Most importantly, the Ondol fulfils the primary purpose of heating, namely keeping the interior warm. However long a fire is lit, one can only be warm when close to it, and as soon as the fire is out, the room grows cold again. Even when standing next to the fireplace, one has to turn constantly to warm the back as well as the front. Hence the saying, “However large the fireplace, it is never too large.”


A German princess Liselotte von der Pfalz, notes in her letter home in 1695 that ‘the water and wine have frozen at the King’s table,’ later writing in 1701 that ‘All that keeps me warm at night are the six small dogs I take them with me to bed.’


Thanks to the Ondol, even a poor peasant in Korea could live in far greater warmth than any king in Europe.

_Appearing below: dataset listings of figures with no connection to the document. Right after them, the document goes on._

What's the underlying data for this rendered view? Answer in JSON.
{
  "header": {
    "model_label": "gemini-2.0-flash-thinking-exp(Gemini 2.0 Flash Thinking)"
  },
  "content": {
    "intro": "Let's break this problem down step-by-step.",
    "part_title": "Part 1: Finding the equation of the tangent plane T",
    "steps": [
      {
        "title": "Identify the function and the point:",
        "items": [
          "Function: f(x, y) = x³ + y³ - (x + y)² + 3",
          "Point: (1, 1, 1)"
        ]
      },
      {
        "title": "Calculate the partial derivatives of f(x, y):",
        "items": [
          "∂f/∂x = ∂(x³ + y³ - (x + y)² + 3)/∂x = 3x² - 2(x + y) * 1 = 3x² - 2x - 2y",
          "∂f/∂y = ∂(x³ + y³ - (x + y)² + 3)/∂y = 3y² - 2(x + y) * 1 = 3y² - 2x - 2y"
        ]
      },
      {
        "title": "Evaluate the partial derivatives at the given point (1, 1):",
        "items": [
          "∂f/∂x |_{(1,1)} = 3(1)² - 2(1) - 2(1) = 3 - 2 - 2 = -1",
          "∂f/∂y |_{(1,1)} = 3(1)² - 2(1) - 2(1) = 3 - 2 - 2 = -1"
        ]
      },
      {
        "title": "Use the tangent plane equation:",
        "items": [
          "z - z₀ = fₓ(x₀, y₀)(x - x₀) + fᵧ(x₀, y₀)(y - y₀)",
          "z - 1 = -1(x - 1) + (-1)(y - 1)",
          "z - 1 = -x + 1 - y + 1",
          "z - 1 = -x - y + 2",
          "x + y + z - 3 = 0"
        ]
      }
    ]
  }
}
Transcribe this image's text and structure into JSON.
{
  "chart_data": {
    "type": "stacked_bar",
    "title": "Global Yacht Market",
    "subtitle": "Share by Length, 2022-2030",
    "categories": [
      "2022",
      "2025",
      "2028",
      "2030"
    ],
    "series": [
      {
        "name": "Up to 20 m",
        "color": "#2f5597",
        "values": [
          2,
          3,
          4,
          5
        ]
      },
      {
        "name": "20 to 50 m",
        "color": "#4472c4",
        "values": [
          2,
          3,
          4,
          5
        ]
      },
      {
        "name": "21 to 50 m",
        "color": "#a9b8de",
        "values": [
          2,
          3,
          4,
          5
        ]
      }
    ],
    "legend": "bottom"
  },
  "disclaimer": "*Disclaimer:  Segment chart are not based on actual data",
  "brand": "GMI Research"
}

Reverend J.S. Gale, who lived in Korea as a missionary from 1889 to 1896, describes his experiences in his book, Korean Sketch, as follows.


“Sleeping in a small Korean hut I found, at first, to be one of my hardest trials. In a tight room, without one particle of ventilation, the floor heated nearly to the frying point, you spread your blanket. The inexperienced traveler, pursued by fiery dreams, baked almost brown, gasps for breath and wishes for the morning. But after a year or two of practice, one gets to like the hot floor, for as the natives say, it lets you out after a cold day's journey.”

(James Gale, Korean Sketches, p. 134.)


In several places throughout the book, he likens the Ondol to a ‘frying fan floor,’ and speaks of his ordeals trying to sleep inside the rooms heated to a point far beyond comfortable warmth. This would have perhaps been due to the Korean custom of lighting a larger fire than usual upon receiving a guest.


Underfloor heating has spread to many places in the world today, from China to Japan, across the Middle East to Europe, warming people's bodies and minds. Aseda Kazumi, a researcher at Tokyo Gas, which provides underfloor heating services in Japan, says that clients have often told him stories of how allergies have disappeared, how they sleep better at night, and even how their families have started to come back home early for the pleasure and comfort of underfloor heating.


When the body is warm and comfortable, the mind naturally becomes warm and happy too. There may be many advantages to underfloor heating, but the warmth and happiness of the mind is its greatest benefit.